Until late midsummer the family had the pond all to themselves. Never a stranger-duck appeared to share or challenge their heritage; while day after day the mother watched over the little brood as they fed or played or learned the wild-duck signals. Like our dogs, every manner of beast or bird has its own tribal ways or customs, some of which do not appear in the young until they begin to roam abroad or to mingle with their kind. So, as I watched the brood emerge from down to pin-feathers, there would come a red-letter day when two of them, meeting as they rounded a grassy point, would raise their wings as if in salutation; and a later day when, the pin-feathers having grown to fair plumage, their young cheepings or whistlings would change to a decided quack.
Thereafter their talk was endlessly entertaining, if one took the trouble to creep near enough to appreciate its modulations, expressive of every emotion between drowsiness and tense alarm; for it cannot be heard, except as a meaningless sound, beyond a few yards. The little hen-ducks got on famously, having the mother’s quacking as a [[268]]model; but male ducks cannot or will not learn to quack, and since a male voice was rarely heard on the pond at this season, each little drake was a law unto himself, and made a brave show of his liberty. Climbing on a tussock, as if for more room, he would stretch his wings, make odd motions with his neck, and finally pump out a funny wheekle, wheekle, as if he had swallowed a whistle.
Meanwhile the old drake and father of the family was seldom about; only two or three times did I see him enter the pond, stay a brief while, and then wing away over the tree-tops in the direction of a larger lake, some three miles to the eastward.
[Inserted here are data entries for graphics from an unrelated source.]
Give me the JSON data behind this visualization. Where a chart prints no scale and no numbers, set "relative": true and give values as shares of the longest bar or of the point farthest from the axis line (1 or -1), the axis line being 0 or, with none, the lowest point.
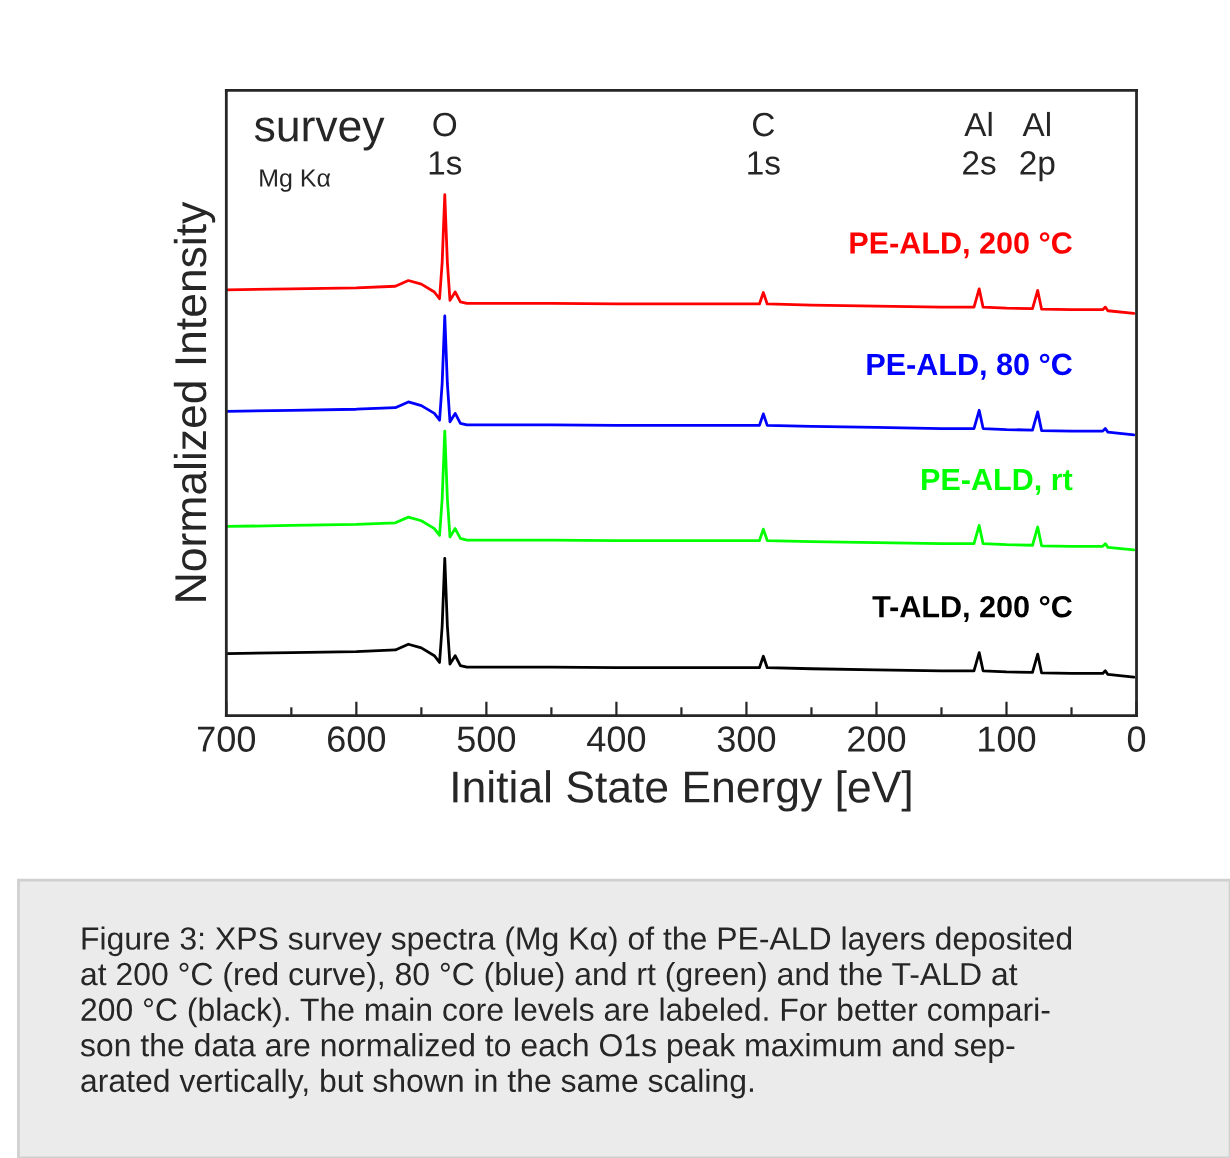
{
  "chart_data": {
    "type": "line",
    "relative": true,
    "xlabel": "Initial State Energy [eV]",
    "ylabel": "Normalized Intensity",
    "x": [
      700,
      650,
      600,
      570,
      560,
      550,
      540,
      536,
      534,
      532,
      530,
      528,
      524,
      520,
      515,
      450,
      400,
      300,
      290,
      287,
      284,
      250,
      200,
      150,
      125,
      121,
      118,
      100,
      80,
      76,
      73,
      50,
      26,
      24,
      22,
      2
    ],
    "xlim": [
      700,
      0
    ],
    "xticks": [
      700,
      {
        "value": 650,
        "label": null
      },
      600,
      {
        "value": 550,
        "label": null
      },
      500,
      {
        "value": 450,
        "label": null
      },
      400,
      {
        "value": 350,
        "label": null
      },
      300,
      {
        "value": 250,
        "label": null
      },
      200,
      {
        "value": 150,
        "label": null
      },
      100,
      {
        "value": 50,
        "label": null
      },
      0
    ],
    "series": [
      {
        "name": "PE-ALD, 200 °C",
        "color": "#ff0000",
        "values": [
          0.817,
          0.819,
          0.821,
          0.824,
          0.835,
          0.828,
          0.813,
          0.8,
          0.87,
          1.0,
          0.87,
          0.797,
          0.813,
          0.794,
          0.791,
          0.791,
          0.79,
          0.79,
          0.79,
          0.812,
          0.79,
          0.788,
          0.786,
          0.784,
          0.784,
          0.819,
          0.784,
          0.782,
          0.781,
          0.816,
          0.78,
          0.779,
          0.779,
          0.784,
          0.777,
          0.772
        ]
      },
      {
        "name": "PE-ALD, 80 °C",
        "color": "#0000ff",
        "values": [
          0.584,
          0.586,
          0.588,
          0.591,
          0.602,
          0.595,
          0.58,
          0.567,
          0.637,
          0.767,
          0.637,
          0.564,
          0.58,
          0.561,
          0.558,
          0.558,
          0.557,
          0.557,
          0.557,
          0.579,
          0.557,
          0.555,
          0.553,
          0.551,
          0.551,
          0.586,
          0.551,
          0.549,
          0.548,
          0.583,
          0.547,
          0.546,
          0.546,
          0.551,
          0.544,
          0.539
        ]
      },
      {
        "name": "PE-ALD, rt",
        "color": "#00ff00",
        "values": [
          0.363,
          0.365,
          0.367,
          0.37,
          0.381,
          0.374,
          0.359,
          0.346,
          0.416,
          0.546,
          0.416,
          0.343,
          0.359,
          0.34,
          0.337,
          0.337,
          0.336,
          0.336,
          0.336,
          0.358,
          0.336,
          0.334,
          0.332,
          0.33,
          0.33,
          0.365,
          0.33,
          0.328,
          0.327,
          0.362,
          0.326,
          0.325,
          0.325,
          0.33,
          0.323,
          0.318
        ]
      },
      {
        "name": "T-ALD, 200 °C",
        "color": "#000000",
        "values": [
          0.119,
          0.121,
          0.123,
          0.126,
          0.137,
          0.13,
          0.115,
          0.102,
          0.172,
          0.302,
          0.172,
          0.099,
          0.115,
          0.096,
          0.093,
          0.093,
          0.092,
          0.092,
          0.092,
          0.114,
          0.092,
          0.09,
          0.088,
          0.086,
          0.086,
          0.121,
          0.086,
          0.084,
          0.083,
          0.118,
          0.082,
          0.081,
          0.081,
          0.086,
          0.079,
          0.074
        ]
      }
    ],
    "annotations": [
      "survey",
      "Mg Kα",
      "O\n1s",
      "C\n1s",
      "Al\n2s",
      "Al\n2p",
      "Figure 3: XPS survey spectra (Mg Kα) of the PE-ALD layers deposited\nat 200 °C (red curve), 80 °C (blue) and rt (green) and the T-ALD at\n200 °C (black). The main core levels are labeled. For better compari-\nson the data are normalized to each O1s peak maximum and sep-\narated vertically, but shown in the same scaling."
    ],
    "grid": false,
    "legend": false
  }
}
On that lake there was never a brood of young ducks, so far as I could learn; but when trout-fishing there I often surprised the drake, at times taking precious care of his own skin in solitude, again clubbing sociably with three or four other drakes, who had run away each from a family and the cares thereof on some other lonely pond.
As the summer waned, a new sound of quacking, joyous and exultant, would greet me when I drew near my pond. Creeping to my blind under the larches, I would find a second brood making merry acquaintance with the family I had watched over; then a third and a fourth company of strangers, as young ducks of all that region began [[269]]to traffic about in preparation for the autumn flight. A little later the flocks fairly reveled in sociability, gathering here or there with increasing numbers, till on a late-September day I might find my pond deserted, the owners being on a visit elsewhere, or I might catch breath at sight of so many ducks that I could not accurately count them or distinguish one brood from another.
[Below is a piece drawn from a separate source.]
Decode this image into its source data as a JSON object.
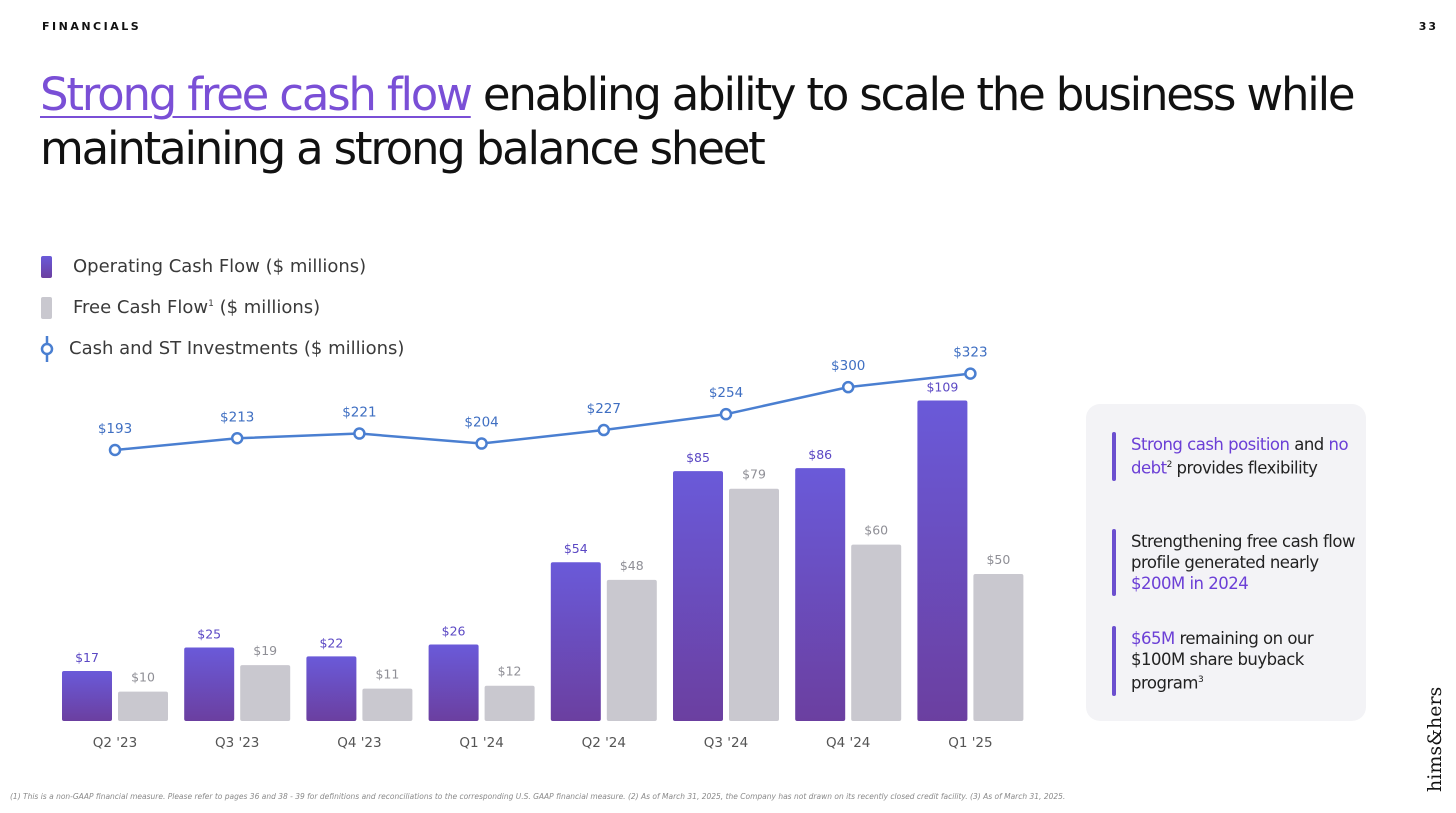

At such a time my little pond seemed to awaken, to shed its silence like a garment, to put on its most animated expression, as at a happy festival or family reunion. The air was never still from the gabble of meeting groups (probably all more or less related), or from the resounding quank, quank, quank of some old gossip who went about proclaiming her opinion to the whole company. Everywhere the still water was broken into undulating wakes as the drakes swept grandly over it, with that rhythmic, forward-and-back motion of their heads which is like duck poetry,—a motion that is not seen when the birds are feeding, but only when they are well satisfied with themselves or their audience. Through the shadows under the bank glided knots or ribbons of young birds which had not yet quite satisfied their appetites, some exploring every crevice for ripened seeds, others tip-tilting their tails to the blue sky as they probed the bottom for water-bugs and other titbits. [[270]]In an open space a solitary hen-duck bobbed and teetered ecstatically, dipping the fore part of her body under, then heaving it up quickly so as to send the cleansing water in a foamy wave over her back and wings. Here or there on a tussock stood a quiet group of the splendid birds, oiling their glossy feathers, setting a wing-cover just right, or adding some other last touch to an elaborate toilet before settling down for a nap.
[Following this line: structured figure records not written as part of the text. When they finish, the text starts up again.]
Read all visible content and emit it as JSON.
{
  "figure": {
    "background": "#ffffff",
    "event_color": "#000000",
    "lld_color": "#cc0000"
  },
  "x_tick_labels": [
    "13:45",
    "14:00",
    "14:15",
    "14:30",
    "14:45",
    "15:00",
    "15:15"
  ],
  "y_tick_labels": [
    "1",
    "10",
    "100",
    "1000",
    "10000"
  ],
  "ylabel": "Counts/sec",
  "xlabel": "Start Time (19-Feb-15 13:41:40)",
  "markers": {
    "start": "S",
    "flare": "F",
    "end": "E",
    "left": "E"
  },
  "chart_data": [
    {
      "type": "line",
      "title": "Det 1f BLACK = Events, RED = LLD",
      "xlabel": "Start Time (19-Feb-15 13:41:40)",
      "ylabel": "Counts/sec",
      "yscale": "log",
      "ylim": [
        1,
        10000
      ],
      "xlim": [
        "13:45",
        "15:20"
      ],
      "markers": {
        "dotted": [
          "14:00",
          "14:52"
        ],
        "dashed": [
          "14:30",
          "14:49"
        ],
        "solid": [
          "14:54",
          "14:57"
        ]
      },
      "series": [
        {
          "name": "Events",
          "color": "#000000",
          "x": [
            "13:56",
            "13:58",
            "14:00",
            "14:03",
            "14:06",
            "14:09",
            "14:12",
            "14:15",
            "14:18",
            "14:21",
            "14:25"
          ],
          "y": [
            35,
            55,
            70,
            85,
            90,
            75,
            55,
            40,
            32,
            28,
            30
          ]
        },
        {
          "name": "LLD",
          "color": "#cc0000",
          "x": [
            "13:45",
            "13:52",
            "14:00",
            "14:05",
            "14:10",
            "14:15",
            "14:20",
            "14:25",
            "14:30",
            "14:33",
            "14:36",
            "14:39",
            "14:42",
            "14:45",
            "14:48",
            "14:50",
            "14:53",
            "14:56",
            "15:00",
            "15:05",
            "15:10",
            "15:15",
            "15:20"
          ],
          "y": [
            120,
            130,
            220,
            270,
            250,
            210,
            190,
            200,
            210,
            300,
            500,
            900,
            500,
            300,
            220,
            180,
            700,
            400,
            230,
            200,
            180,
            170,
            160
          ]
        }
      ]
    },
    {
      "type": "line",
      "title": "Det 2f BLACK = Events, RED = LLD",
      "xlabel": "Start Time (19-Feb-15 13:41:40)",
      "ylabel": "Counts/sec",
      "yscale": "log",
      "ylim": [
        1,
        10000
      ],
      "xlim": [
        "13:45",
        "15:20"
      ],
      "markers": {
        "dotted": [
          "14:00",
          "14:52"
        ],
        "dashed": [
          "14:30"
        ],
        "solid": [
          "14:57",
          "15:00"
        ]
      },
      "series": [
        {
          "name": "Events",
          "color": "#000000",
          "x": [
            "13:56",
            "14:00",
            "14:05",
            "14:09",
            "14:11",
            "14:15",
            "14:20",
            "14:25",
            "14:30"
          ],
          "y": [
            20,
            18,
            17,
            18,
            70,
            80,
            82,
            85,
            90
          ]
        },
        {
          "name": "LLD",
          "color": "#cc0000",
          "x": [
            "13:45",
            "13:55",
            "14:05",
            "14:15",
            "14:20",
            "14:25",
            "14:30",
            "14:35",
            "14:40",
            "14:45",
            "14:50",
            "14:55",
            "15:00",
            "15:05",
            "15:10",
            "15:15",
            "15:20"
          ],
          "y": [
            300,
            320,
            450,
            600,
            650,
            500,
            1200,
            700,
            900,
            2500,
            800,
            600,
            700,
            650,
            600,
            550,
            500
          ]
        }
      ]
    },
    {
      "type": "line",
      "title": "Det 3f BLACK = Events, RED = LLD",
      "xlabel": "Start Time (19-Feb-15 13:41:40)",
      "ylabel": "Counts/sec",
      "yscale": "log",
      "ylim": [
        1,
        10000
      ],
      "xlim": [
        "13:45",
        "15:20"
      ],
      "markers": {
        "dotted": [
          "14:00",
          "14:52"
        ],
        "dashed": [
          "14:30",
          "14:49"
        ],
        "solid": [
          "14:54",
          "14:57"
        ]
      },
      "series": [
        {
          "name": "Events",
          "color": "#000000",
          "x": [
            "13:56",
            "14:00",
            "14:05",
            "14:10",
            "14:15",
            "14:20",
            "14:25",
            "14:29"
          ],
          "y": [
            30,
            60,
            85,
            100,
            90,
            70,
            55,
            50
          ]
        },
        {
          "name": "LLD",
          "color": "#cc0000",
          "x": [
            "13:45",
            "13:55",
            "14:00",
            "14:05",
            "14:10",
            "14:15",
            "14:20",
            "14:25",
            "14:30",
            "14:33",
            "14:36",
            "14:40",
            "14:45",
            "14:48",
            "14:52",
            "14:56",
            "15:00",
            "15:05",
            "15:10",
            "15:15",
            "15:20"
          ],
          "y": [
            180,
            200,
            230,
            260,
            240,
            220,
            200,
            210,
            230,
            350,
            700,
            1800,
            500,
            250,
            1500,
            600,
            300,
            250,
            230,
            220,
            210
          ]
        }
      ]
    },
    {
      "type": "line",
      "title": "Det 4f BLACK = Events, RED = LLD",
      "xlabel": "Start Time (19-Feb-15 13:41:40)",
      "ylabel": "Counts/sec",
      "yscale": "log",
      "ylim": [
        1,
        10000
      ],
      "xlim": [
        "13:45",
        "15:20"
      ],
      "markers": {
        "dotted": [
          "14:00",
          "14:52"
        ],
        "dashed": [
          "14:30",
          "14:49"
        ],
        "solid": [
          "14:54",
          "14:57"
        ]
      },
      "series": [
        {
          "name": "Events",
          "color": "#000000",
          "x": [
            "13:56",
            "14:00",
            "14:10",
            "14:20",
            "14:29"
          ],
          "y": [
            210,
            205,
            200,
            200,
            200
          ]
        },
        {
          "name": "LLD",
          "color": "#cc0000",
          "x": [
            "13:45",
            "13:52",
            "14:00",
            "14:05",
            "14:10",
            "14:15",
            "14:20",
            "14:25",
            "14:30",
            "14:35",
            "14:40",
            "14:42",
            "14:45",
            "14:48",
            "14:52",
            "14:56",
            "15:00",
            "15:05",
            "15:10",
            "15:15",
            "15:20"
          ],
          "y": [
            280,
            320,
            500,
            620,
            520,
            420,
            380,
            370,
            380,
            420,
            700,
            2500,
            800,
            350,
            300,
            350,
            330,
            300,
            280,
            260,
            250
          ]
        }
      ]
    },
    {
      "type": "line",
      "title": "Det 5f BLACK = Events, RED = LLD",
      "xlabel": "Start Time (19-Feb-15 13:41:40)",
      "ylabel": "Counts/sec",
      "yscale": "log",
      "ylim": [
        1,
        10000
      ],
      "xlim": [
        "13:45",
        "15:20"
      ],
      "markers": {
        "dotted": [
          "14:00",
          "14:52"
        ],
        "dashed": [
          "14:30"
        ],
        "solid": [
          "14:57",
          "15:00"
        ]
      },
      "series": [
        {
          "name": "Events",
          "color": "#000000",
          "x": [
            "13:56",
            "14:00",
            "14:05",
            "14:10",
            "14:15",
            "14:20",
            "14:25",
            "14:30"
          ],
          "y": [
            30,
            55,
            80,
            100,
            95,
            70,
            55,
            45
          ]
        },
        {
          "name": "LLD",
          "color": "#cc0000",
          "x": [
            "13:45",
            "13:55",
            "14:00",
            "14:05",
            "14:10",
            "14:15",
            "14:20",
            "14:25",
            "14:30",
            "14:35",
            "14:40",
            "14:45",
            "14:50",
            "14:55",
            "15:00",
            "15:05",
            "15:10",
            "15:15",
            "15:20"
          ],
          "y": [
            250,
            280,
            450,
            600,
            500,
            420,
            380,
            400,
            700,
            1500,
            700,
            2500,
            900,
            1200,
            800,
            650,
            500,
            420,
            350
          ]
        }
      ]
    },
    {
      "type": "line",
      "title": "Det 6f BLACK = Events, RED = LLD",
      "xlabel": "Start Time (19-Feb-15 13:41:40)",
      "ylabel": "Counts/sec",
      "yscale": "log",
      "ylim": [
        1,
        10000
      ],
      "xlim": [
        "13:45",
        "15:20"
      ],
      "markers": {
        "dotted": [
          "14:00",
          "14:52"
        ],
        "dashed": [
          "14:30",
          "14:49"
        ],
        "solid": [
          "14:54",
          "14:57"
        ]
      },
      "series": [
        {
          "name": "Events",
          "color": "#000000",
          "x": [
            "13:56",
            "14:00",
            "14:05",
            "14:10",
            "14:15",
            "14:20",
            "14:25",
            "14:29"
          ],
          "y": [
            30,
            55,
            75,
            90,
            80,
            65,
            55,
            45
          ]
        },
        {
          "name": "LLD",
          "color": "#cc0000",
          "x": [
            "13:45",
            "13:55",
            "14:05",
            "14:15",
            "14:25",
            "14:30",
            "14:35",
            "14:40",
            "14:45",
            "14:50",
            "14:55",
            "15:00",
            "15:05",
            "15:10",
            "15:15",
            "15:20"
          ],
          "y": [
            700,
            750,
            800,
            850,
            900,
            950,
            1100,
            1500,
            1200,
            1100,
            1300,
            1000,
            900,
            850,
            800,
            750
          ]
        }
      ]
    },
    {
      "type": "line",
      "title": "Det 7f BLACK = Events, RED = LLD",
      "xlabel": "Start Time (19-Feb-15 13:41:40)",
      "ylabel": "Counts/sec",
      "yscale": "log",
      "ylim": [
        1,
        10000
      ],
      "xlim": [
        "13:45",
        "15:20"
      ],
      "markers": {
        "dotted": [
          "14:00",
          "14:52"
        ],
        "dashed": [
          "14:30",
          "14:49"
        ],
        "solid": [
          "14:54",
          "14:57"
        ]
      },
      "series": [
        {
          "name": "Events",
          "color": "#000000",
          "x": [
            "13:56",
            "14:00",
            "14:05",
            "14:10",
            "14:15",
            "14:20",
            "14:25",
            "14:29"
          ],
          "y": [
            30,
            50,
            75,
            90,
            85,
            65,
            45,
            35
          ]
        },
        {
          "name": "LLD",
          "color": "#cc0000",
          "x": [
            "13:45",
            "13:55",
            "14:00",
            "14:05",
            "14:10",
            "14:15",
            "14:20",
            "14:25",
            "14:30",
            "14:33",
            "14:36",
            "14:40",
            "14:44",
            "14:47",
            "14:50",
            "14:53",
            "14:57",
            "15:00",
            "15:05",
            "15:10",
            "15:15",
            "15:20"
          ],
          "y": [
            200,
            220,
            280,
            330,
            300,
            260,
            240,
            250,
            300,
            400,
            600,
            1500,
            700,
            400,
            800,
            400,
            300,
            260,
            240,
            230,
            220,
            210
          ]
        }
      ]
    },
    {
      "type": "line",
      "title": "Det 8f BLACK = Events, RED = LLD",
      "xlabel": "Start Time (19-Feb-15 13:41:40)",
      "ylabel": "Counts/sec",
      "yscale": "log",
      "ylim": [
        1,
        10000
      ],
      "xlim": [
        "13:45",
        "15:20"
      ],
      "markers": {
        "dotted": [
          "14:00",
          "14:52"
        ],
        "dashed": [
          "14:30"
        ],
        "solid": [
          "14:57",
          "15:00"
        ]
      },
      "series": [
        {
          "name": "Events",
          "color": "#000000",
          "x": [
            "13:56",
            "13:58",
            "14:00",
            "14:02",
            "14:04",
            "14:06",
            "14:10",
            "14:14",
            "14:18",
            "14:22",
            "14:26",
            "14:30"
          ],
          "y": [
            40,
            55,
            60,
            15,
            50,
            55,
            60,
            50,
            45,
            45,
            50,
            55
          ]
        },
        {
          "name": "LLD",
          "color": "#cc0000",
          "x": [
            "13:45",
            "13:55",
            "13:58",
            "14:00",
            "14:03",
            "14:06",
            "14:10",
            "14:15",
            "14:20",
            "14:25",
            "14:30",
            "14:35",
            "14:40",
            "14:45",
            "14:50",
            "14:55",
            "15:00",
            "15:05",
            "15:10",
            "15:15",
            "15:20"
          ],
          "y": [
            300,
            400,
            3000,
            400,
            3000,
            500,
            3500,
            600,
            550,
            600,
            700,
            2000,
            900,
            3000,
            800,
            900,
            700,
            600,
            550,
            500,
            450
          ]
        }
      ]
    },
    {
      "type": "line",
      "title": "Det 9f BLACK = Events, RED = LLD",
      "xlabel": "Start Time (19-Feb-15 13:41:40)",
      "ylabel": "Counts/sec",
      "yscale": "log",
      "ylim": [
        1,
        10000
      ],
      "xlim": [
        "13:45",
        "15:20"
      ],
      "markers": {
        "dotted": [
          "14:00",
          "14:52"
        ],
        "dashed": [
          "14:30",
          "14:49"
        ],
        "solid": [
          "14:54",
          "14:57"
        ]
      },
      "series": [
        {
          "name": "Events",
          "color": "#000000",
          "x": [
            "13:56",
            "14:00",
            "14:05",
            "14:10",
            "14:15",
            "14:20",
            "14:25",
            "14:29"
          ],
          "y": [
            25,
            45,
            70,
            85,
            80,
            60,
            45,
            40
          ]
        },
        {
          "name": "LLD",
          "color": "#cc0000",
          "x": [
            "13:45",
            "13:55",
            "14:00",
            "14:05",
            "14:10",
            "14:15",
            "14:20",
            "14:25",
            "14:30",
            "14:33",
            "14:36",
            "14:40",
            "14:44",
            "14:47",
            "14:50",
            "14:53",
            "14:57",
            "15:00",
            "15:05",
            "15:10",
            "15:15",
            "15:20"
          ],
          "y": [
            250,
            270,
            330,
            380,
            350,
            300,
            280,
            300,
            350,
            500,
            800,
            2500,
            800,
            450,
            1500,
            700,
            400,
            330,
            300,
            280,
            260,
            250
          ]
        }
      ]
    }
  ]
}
The glassy water reflected every form, color, motion of these untroubled ducks as in a glass, doubling the graceful effect. Around them stretched the gloriously colored bog; and beyond the bog were the nebulous-green larches, the somber black growth and the lifting hills, on which autumn had laid its golden touch. Truly a beautiful sight, a sight to make the heart of hunter or naturalist tremble with expectancy as he fingered his gun. I have known that trembling, that expectancy; but there was greater pleasure, perhaps greater freedom also, in leaving the happy comedy undisturbed.